吳大偉說他自從胖到八十幾公斤以后,反而比從前更有型了,秘書助理現在從店里拿衣服,都是按照歐美男模特的標準尺寸來,他以前不稱衣服,恰恰現在剛好。
梁瓷以為屏風隔斷夠隱秘,其實不然,他往外探頭就能瞧見里面的倩影。
女人側看最撩人,長發順著半邊臉頰、脖頸下來,優美的柔軟,細致的腰身,挺翹的臀部。
要不是昨晚剛魘足,他現在肯定就掀被子過去,直接上手把她往死里弄。
這么想著小腹開始不受控制發緊,他特別想點根煙放松放松。其實他煙癮還可以,只有在某些特定時間控制不住,比如飯后,床事后,疲倦或者心情不好的時候。
不過他當著梁瓷的面不敢這么肆無忌憚,門第高的女孩子都講究,尤其是嫌棄男人在空氣不流通比如臥室客廳這種地方里抽煙。

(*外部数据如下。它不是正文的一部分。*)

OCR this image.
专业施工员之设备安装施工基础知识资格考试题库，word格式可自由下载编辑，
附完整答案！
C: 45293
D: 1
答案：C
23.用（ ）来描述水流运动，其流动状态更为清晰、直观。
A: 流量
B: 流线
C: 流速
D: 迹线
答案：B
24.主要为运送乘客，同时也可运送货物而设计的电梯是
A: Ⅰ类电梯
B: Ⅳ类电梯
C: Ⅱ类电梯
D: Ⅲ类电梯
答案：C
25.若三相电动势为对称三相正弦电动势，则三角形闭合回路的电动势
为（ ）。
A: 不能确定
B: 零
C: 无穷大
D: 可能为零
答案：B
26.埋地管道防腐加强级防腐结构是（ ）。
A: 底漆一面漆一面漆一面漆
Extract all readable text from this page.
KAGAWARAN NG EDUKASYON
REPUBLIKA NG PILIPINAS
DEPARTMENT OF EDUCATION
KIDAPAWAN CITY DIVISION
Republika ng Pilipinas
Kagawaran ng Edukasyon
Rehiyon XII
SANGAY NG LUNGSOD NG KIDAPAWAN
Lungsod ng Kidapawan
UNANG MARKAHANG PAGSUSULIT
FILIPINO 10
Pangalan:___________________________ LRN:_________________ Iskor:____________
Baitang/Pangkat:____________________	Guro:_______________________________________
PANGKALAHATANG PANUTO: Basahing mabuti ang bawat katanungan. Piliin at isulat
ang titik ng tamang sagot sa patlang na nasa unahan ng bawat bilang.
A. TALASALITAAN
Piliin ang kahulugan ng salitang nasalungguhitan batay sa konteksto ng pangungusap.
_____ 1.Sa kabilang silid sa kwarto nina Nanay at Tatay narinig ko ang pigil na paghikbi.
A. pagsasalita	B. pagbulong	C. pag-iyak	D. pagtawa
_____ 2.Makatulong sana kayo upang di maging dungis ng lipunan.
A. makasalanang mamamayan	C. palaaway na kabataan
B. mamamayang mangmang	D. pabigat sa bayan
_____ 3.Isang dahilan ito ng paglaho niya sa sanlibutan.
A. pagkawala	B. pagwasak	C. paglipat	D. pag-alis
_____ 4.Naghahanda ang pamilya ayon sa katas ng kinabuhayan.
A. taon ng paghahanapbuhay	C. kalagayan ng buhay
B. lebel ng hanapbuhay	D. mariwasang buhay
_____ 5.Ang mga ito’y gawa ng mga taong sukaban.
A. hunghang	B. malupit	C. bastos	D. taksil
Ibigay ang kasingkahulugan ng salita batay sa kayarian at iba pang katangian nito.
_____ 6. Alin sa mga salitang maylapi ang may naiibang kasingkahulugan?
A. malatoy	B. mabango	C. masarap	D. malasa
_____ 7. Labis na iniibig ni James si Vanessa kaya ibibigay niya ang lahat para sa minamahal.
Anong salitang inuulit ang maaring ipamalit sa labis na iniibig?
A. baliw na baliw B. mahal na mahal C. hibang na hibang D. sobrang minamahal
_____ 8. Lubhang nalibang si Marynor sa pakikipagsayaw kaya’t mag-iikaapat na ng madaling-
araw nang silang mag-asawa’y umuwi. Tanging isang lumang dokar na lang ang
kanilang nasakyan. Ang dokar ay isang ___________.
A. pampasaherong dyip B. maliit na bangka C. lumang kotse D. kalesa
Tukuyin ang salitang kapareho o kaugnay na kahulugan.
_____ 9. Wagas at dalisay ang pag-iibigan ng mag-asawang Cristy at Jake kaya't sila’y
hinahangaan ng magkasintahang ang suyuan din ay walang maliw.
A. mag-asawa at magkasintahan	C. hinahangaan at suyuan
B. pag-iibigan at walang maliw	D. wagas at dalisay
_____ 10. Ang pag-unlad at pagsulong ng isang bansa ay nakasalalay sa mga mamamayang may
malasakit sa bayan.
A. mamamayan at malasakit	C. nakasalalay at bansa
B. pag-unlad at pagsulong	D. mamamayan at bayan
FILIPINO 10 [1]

提到抽煙,男人都有些惡趣味,他昨晚看見梁瓷在自己身下那小鼻子小臉的模樣,就控制不住力道,想著,如果眼下手里有根煙,肯定把她翻過去從后面,捏著香煙邊動作邊瞇著眼往深了吸,等到煙頭的火星冒紅,反手摁在她腰/肢跟/臀的交接處,實打實蓋上戳,留下烙印。
王鳴盛不否認自己具有社會大染缸底層最黑最濃最骯臟的習性,雖然他從良了,但是仍然有些舊習難改。
當然這只是想想,實際干不出來。他現在一直標榜自己是生意人,是老板是王總,其實就是時刻提醒自己,已經不是早些年的小混混了,現在是有身份有身價的名流。
以后結婚生子,兒子就是別人口紅提起來羨慕的牙癢癢的富二代,女兒就是梁瓷這樣的大家閨秀。
梁瓷見他發愣,手在他眼前揮了揮,“我去上班了,你怎么吃早飯?”
“我送你吧。”
“很近,過去古城橋就到了,橋上禁止走車,開車反而還要繞道。”
“你身體沒事吧?”
“……”
“聽你昨天嚷嚷疼了。”
梁瓷垂下眼,“不跟你磨嘰了。”說要隨便挽起頭發,低頭收拾東西,見自己氣色不太好,眼窩發青,一副睡眠不足、縱/欲過度的樣子,只好拿遮瑕筆遮了遮。
而后就匆匆忙忙套上棉高桶靴開門出去。
一股冷風后門又關上,不及王鳴盛反應,不過他也沒多少誠意送,梁瓷上班的地方很近,校門就隔了一條河一條雙向道馬路的對岸。
開車的話,得從西面KTV繞過去,最近的道還得直穿公園,從公園里面走,過兩個欄桿,繞著公園的小湖出去,到前方掉頭轉向,右轉彎,順著交通規再回來。
室內安靜下來,只有鐘表指針滴答滴答地走,他打了個哈欠,掀被子下來,昨晚脫自個衣服時被憋壞了,動作有些激烈,隨手扔下床,扔的到處都是。
她剛才順手收了,掛到衣架上。
王鳴盛陽奉陰違,這會兒見梁瓷走了才敢從衣服兜里拿出香煙盒與打火機。
躺回去點燃,抽了一口慢慢品味,煙灰沒地方彈,瞧見她桌子上有個精致的類似實驗室玻璃皿的物件,也不知道干什么用的,直接當了煙灰缸。
王鳴盛以前什么都開過,還有幾家洗浴中心,提供按摩捏腳SPA推拿這種,只是提起來大家想當然都會以為是大保健,往不正經那方面想。
他漸漸悟出來一個道理,娛樂可以,一定要上檔次,上了檔次就高雅,高雅了有錢人才會光顧,這是一個層層遞進的過程。
洗浴中心這種只能賺一般有人錢的錢,特別有錢有身份的不來那種地方,單單從名字就不上臺面。
所以他打著降低貧富差距,從富人腰包里平衡收入的無恥名號經營私人會所。幾家洗浴中心他轉手給熟人經營,自己只入了大頭股份當老板。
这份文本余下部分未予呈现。